3 Les plafonds et les contingents annuels pour les étrangers exerçant une activité lucrative doivent être fixés en fonction des intérêts économiques globaux de la Suisse et dans le respect du principe de la préférence nationale; ils doivent inclure les frontaliers. Les critères déterminants pour l’octroi d’autorisations de séjour sont en particulier la demande d’un employeur, la capacité d’intégration et une source de revenus suffisante et autonome.

4 Aucun traité international contraire au présent article ne sera conclu.

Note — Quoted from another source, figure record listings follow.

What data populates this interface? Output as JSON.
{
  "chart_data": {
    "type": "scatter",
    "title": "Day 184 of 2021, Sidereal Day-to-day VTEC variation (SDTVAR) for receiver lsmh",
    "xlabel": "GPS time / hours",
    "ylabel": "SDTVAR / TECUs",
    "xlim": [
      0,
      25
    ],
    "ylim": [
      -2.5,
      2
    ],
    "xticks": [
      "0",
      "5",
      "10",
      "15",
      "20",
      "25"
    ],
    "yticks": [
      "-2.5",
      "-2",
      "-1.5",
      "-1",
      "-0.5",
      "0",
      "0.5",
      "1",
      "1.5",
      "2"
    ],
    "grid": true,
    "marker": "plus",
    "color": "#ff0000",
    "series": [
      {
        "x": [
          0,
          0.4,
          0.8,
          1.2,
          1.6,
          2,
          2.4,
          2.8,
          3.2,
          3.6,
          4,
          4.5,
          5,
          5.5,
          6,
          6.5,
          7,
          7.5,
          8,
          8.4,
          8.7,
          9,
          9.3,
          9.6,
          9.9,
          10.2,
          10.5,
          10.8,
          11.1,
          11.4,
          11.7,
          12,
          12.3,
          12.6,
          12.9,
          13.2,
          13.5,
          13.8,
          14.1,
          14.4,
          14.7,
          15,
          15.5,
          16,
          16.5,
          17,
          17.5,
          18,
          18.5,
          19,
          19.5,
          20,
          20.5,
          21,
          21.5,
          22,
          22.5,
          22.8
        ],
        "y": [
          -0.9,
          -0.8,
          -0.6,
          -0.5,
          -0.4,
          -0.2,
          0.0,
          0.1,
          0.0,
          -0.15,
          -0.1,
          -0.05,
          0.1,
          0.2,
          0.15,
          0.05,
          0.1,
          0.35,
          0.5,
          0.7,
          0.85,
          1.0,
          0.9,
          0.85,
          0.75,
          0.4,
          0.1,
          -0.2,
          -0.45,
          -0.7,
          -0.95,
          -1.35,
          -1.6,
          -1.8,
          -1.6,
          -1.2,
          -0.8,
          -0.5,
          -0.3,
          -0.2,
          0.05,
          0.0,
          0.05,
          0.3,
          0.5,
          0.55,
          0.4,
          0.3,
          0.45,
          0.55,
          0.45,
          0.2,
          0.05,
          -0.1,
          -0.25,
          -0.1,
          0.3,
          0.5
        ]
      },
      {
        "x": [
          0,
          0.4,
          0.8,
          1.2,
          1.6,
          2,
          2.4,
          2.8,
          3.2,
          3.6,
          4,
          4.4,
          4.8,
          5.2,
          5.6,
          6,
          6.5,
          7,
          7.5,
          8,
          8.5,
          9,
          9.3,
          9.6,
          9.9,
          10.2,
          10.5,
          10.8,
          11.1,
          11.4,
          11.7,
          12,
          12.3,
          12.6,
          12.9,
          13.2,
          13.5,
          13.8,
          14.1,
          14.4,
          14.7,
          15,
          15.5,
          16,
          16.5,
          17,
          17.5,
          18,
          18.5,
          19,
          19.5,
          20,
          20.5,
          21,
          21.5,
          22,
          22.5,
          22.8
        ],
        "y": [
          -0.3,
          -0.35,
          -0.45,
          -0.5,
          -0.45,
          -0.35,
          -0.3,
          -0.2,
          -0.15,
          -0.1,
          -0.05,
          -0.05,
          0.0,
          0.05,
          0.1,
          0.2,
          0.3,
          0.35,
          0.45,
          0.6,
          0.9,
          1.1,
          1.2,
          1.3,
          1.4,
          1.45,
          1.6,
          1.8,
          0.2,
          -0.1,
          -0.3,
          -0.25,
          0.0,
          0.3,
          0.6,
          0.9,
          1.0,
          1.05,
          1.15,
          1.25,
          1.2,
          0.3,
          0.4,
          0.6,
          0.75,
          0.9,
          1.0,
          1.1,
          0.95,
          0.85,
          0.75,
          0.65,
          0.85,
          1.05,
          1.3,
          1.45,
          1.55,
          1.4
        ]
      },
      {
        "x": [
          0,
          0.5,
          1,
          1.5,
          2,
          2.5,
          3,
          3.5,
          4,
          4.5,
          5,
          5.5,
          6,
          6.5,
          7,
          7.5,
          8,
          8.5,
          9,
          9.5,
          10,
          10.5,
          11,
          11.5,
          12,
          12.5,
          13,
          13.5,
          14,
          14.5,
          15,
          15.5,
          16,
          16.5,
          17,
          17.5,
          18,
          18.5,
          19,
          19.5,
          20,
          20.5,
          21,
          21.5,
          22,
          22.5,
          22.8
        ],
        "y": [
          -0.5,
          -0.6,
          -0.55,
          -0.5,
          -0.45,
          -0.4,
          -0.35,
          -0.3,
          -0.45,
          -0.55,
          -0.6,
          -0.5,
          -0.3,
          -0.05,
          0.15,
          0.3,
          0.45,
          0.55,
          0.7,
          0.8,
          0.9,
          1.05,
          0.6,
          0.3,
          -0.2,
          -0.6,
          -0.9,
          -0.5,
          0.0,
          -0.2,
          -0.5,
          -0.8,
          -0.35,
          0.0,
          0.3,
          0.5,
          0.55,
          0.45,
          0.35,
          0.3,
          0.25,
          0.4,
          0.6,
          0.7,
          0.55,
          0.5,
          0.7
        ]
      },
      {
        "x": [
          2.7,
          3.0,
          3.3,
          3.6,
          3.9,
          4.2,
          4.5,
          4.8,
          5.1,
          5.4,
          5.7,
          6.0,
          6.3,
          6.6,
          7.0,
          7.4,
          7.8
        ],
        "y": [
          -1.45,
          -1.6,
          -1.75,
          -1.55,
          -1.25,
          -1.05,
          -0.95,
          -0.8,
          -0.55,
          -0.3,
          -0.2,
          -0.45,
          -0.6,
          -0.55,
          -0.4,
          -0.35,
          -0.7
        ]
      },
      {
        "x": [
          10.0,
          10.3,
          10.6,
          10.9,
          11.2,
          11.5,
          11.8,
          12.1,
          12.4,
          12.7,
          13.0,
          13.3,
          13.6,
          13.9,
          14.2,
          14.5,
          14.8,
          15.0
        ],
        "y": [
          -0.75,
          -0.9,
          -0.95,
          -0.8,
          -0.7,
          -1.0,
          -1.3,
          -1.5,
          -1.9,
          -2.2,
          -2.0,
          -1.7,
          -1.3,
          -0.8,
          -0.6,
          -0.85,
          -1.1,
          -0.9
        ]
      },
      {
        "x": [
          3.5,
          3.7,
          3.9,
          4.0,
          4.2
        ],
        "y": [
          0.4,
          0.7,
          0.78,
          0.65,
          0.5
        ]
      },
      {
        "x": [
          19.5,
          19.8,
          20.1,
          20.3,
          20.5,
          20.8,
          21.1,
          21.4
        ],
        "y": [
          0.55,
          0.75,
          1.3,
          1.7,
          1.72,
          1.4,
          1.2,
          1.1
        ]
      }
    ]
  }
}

5 La loi règle les modalités.


L'alinéa 4 est limpide. Aucun traité international contraire au présent article ne sera conclu. Ce qui n'a pas empêché le gouvernement suisse de faire le contraire sciemment au vu et au su de tous ce vendredi.

Je ne suis pas juriste, mais je crois qu'il faut avoir l'esprit méchamment tordu pour penser que la signature d'un traité de libre-circulation avec un pays tiers soit compatible avec ce fameux alinéa. Et savez-vous qui pense comme moi? Le Conseil Fédéral.

Pas le Conseil Fédéral de ce vendredi, bien sûr. Le Conseil Fédéral de 2014. Cet alinéa et le reste de l'article constitutionnel sont si clairs qu'ils amenèrent le Conseil Fédéral d'alors à renoncer à signer l'extension de la libre-circulation à la Croatie. Cette décision lourde de sens trahissait une nouvelle trajectoire suivie à regret: le référendum sur ce traité était initialement agendé plus tard la même année.

Après l'approbation de l'Initiative contre l'immigration de masse, le Conseil Fédéral avait compris que ce traité diplomatique était devenu sans objet, jetant incidemment l'Union Européenne dans une impasse totale. Notons également qu'à l'époque on considérait que la libre-circulation avec la Croatie devrait être validée par les citoyens. Le gouvernement d'aujourd'hui ne s'embarrasse même plus de ces détails.

Que s'est-il passé depuis sur le plan institutionnel? Rien du tout. Aucun accord-cadre liant la Suisse à l'UE n'a été signé et encore moins approuvé. Aucune initiative populaire n'a retourné le vote contre l'immigration de masse. Au Conseil fédéral, Guy Parmelin a fini par succéder à Evelyn Widmer-Schlumpf, mais les autres sont toujours en place, les mêmes qu'avant.

On a beau tourner le problème dans tous les sens, il n'y a rien, rien de rien, qui autorise le Conseil fédéral à établir un traité que la Constitution lui interdit explicitement de signer.

Non seulement le gouvernement vient donc de violer la Constitution de son propre pays, mais il se le permet dans l'indifférence générale. Il suffit de voir l'interview hallucinante de complaisance de Mme Simonetta Sommaruga par la RTS pour comprendre que pas un journaliste n'osera même évoquer la question.

Nous sommes d'accord, ce traité diplomatique avec la Croatie et les 45 millions de francs de cadeau qui l'accompagnent s'inscrivent dans l'optique de dénouer la situation avec l'Union Européenne afin de trouver une solution institutionnelle avec elle sur l'immigration - un plan que les médias trouvent bien mal engagé. Mais même s'il l'était, la question n'est pas là: quels que soient les objectifs politiques poursuivis par le Conseil Fédéral, ils devraient rester en tout temps conformes à la Constitution fédérale, la plus haute norme juridique du pays.

Une semaine après une votation cruciale sur le renvoi des criminels étrangers où tous avaient fait front commun contre le texte au nom du respect des institutions, le cynisme de la classe politique helvétique semble sans limite.